How long does it take to create quality learning experiences? The time-intensive task of designing training
By Carolyn Quainton in Consultancy, Training
“Investment in course design can add up to a great deal of time.”
– Elaine Biech, ‘The Art and Science of Training’
Many designers of training content might, on occasion, grumble about two things:
- Designing training content takes a lot of time
- Other people don’t always appreciate how or why it takes so long
At Understood, we pride ourselves in the quality of both our training content and our course materials. There are a number of steps involved in developing these top-notch learning experiences, such as:
- Diagnostic work (our ‘UNDERSTAND’ phase): understanding the organisation and its people, through interviews, focus groups, stakeholder consultations, review of relevant data, documentation and customer/employee insight
- High-level design of the course (flow of the session, key activities)
- Detailed design of the course, creation of session plans/ trainer notes
- Development of accompanying resources (handouts, workbooks, slides)
- Project management
- Stakeholder reviews and amends
- Facilitator preparation
- Pilot course / evaluation
Bryan Chapman, Chief Learning Strategist, from the Chapman Alliance has published extensive research into the time taken to develop different types of learning. Below is a summary of the findings:
According to this data, for one hour of instructor-led training, it takes on average 43 hours of development time (approximately 5 days). Based on these figures, if you needed a day’s training course for your employees, you could be looking at around 30 days of resource time. Of course, there are economies of scale – developing a six-hour course won’t necessarily be six times as resource-intensive as a one-hour course.
And Chapman’s research is corroborated by a study by Karl Kapp.
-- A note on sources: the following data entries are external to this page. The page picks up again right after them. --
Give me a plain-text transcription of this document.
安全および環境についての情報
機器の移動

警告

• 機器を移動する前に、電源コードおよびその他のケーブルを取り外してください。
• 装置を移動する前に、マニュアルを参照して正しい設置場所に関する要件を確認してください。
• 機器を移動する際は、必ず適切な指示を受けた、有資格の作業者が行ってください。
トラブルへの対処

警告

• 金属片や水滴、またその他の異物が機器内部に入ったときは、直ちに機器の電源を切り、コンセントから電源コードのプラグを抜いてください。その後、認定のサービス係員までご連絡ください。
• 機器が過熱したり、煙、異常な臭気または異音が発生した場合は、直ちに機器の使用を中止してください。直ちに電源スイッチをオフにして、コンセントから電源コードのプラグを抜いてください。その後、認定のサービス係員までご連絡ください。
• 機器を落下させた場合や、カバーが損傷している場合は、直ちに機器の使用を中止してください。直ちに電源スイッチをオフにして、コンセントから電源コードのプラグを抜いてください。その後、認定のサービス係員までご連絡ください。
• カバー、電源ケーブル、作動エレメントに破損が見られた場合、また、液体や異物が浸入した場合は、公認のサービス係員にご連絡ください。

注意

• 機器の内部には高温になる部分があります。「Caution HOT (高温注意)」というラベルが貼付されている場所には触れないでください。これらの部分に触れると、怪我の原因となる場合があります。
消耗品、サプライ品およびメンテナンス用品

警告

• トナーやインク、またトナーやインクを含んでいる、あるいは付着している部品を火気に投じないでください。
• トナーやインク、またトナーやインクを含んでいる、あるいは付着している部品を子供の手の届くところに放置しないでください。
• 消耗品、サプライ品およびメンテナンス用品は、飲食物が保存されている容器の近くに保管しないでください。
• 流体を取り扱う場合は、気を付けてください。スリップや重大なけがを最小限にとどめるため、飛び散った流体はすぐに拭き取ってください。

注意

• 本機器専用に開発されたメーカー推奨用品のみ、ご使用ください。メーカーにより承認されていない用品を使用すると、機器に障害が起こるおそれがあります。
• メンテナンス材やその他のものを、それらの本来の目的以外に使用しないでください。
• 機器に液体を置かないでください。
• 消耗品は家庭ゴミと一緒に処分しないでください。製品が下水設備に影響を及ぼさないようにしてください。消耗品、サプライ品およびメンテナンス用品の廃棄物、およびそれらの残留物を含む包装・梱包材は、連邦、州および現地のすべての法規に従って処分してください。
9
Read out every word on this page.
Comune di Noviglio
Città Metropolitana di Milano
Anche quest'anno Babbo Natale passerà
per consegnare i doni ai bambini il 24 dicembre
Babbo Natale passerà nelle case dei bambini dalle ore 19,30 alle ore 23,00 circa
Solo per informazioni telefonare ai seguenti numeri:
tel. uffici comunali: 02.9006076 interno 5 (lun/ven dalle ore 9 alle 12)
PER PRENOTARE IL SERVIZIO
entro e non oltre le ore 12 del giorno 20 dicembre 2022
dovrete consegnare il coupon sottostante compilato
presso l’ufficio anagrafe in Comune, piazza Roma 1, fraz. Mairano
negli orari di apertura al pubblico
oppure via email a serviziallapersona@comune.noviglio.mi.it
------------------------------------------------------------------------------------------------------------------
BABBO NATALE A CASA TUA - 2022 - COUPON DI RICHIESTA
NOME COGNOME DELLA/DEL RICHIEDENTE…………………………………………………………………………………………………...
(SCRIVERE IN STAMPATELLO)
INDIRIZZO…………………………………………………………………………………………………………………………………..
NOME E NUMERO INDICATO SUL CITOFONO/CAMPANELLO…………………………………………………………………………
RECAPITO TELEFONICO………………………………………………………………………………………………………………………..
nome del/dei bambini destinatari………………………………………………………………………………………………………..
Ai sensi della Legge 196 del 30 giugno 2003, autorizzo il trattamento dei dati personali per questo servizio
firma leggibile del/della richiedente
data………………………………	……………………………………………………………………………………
According to his findings, 43 hours is actually the lowest number of hours (per hour of instructor-led training) – ‘high hours’ would be 185.
These timings might not come as a surprise to training design professionals, but to those investing in the development of learning content they might seem excessive. Both Kapp and Chapman discuss factors that can contribute to development time, such as:
- The level of bespoking / customisation required
- Requirements of handouts, workbooks etc.
- Scope creep (objectives / deliverables changing during the design time)
- Availability and responsiveness of key stakeholders and subject matter experts
At Understood we offer tailor-made and ready-made training programmes. Our ready-made material aims to improve efficiencies when it comes to time and cost invested in the development of training. It involves an element of tailoring to ensure that it meets your needs (and the needs of your learners), but the core content is pre-designed.
Whatever the level of customisation you opt for, rest assured, we invest (and have invested) time and effort in creating top-quality content. And the feedback we receive from our clients suggests that it’s a worthwhile investment 🙂
If you’d like to find out more about our training solutions, please contact us today!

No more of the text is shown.